Rebekah's rolled over to a head first position. Makes life interesting for Dukkie because Rebekah's kicking her organs a lot more now. She's also started getting Braxton Hicks, I think it was Tuesday evening.

There was a few things I wanted to comment on, but with the lack of sleep and everything, the thoughts have left as fast as they came. If I remember them, I'll put them down.

9 weeks and 3 days to go (if she's on time). just under 2 months. This has got to be the stupidest thing I've ever done, and I've done some pretty stupid things. I can't believe we're doing this.

There's some new movies on the baby page.


Posted by dukkie_cave_canem at 10:30 AM CDT
Updated: Friday, 30 June 2006 10:40 AM CDT
Monday, 5 June 2006
27 Weeks
So I'm not sure how many people are reading this now. Dukkie and I have told a few people and this blog has kind of grown into a thing unto itself. It's made me a little self-conscience about what I write, and there's some things I've thought about that I haven't or won't put in this blog. But it makes me feel obligated to update it in a timely manner, and I mean that in a good way. I've thought about keeping a written journal so I can some day pass on all my thoughts, but I haven't been able to motivate myself. Funny, I can sit and type all day, but writing something in a journal is beyond my capabilities. I used to do it when I was younger. Why not now? Guess that's a topic for another blog.

Anyway, to task:
It's the first day of the 3rd trimester. Another milestone. I'm still having trouble getting to sleep, but considering we took a vacation last week, it wasn't as important that I get to bed at a set time. Not sure how I'll do the next few days. I'm kind of tired from the trip back. We'll see.

Couple of things have been on my mind. One thing is we've been kind of slacking off. We've been having a lot of rain, so our evening walks have ended up going by the wayside. I've been kicking around a few ideas to get back on a schedule, and I think now's the time to put it into effect. We've had so much extra stuff going on, we've been taking care of our lives, and not ourselves. Stuff like my father-in-law's estate, moving, the holidays, Dukkie's studio, and so on. It's left little time for diets (meaning meal menus, sit down meals, etc.), exercise, haircuts, etc.

Part of my problem is quitting smoking and substituting food. My last check-up (2 weeks ago) I was heavier than my sophomore year in high school. May not sound like much, but that's the heaviest I'd ever been until now. Not really the shape I want to be in when Rebekah arrives. It would be kind of nice to be able to roll around on the floor with her, play with her, and be able to keep up. I'm almost 40 and and it's definitely getting more difficult to maintain myself. But, I want to for 'Bekah's sake as'well as Dukkie's sake and my own.

The other thing on my mind of late: Dukkie and I were talking about 2 weeks ago (tells you how long it's been since I've been able to get on here) and I realized we've been doing all this reading and studying about the pregnancy, but we hadn't done anything about once the baby is here.

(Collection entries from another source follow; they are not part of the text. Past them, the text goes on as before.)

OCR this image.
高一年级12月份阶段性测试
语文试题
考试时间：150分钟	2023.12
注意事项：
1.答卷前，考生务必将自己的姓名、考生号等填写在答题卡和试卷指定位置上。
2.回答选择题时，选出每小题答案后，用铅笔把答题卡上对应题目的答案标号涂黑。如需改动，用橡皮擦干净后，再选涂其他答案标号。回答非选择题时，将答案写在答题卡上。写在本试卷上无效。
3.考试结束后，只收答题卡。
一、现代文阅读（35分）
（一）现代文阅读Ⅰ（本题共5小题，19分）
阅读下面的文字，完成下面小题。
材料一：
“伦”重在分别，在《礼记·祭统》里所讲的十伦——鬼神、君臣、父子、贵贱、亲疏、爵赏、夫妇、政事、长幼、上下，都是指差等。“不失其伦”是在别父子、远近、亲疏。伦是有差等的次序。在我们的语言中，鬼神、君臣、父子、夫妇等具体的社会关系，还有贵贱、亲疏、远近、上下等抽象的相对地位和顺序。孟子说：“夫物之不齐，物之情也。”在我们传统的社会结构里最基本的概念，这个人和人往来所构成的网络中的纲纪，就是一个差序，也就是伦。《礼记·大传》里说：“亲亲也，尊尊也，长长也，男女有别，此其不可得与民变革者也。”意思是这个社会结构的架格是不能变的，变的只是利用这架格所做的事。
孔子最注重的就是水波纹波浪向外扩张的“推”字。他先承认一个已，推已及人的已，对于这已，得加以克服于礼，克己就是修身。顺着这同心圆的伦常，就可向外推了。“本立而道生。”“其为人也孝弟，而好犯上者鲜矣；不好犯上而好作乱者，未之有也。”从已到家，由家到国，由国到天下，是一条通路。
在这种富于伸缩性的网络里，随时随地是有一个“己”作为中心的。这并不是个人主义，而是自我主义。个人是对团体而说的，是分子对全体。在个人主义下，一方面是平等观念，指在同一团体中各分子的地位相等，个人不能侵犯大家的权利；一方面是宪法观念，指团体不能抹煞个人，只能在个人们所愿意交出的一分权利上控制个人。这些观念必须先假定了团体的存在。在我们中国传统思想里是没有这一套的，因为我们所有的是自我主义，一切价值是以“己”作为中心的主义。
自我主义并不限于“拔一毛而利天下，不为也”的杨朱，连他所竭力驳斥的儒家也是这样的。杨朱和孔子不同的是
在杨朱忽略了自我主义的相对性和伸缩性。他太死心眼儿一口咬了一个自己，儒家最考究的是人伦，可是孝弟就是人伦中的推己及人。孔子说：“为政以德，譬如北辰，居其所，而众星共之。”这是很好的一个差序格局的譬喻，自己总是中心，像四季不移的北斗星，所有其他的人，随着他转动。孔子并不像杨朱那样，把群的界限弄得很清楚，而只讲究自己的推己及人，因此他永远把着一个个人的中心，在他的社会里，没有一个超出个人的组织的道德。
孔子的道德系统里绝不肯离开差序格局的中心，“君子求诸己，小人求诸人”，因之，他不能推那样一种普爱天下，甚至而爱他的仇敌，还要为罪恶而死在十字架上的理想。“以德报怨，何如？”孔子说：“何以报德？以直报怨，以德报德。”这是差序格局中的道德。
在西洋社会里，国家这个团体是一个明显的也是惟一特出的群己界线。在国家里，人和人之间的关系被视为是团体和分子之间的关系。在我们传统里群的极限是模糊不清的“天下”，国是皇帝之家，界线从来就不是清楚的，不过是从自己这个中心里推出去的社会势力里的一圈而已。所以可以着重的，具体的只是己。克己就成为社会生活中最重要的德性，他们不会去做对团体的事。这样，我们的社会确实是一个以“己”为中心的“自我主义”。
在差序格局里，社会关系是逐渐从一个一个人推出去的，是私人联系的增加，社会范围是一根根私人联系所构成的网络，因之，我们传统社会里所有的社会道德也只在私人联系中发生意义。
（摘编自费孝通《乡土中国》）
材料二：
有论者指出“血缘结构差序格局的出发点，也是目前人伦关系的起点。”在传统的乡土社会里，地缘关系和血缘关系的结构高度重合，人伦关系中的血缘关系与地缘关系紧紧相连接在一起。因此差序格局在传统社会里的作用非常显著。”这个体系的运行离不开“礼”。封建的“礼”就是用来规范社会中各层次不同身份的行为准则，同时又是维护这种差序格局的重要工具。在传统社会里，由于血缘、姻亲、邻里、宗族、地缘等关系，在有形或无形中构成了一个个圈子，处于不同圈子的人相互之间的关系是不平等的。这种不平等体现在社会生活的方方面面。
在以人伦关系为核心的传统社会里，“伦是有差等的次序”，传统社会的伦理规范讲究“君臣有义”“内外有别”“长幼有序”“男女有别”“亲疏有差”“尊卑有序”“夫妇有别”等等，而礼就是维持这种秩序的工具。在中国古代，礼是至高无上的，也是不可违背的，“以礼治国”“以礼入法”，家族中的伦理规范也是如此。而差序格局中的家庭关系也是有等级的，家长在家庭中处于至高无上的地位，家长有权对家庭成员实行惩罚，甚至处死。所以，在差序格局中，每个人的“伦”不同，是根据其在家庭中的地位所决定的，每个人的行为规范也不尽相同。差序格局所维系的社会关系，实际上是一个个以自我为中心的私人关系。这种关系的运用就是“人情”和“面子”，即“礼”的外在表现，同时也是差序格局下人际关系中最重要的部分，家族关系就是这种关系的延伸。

We'd talked about things in passing like pediatricians and no tv in Rebeka's room, but nothing about child development or what she'll be going through when. Made us both feel kind of stupid.

Since then, Dukkie has gotten some parenting books (I haven't started reading them yet) and she's contacted Parents as Teachers. So we're trying to get caught up.

But it made me stop and think this child will not be wanting for love, affection and protection, I have no concern about that. She'll be clothed, fed, a roof will be over her head, hugs and kisses, a warm bed, all those things. The thing that concerns me is I want to do everything perfect but know, in spite of my best efforts, I can only do my best and hope that's good enough.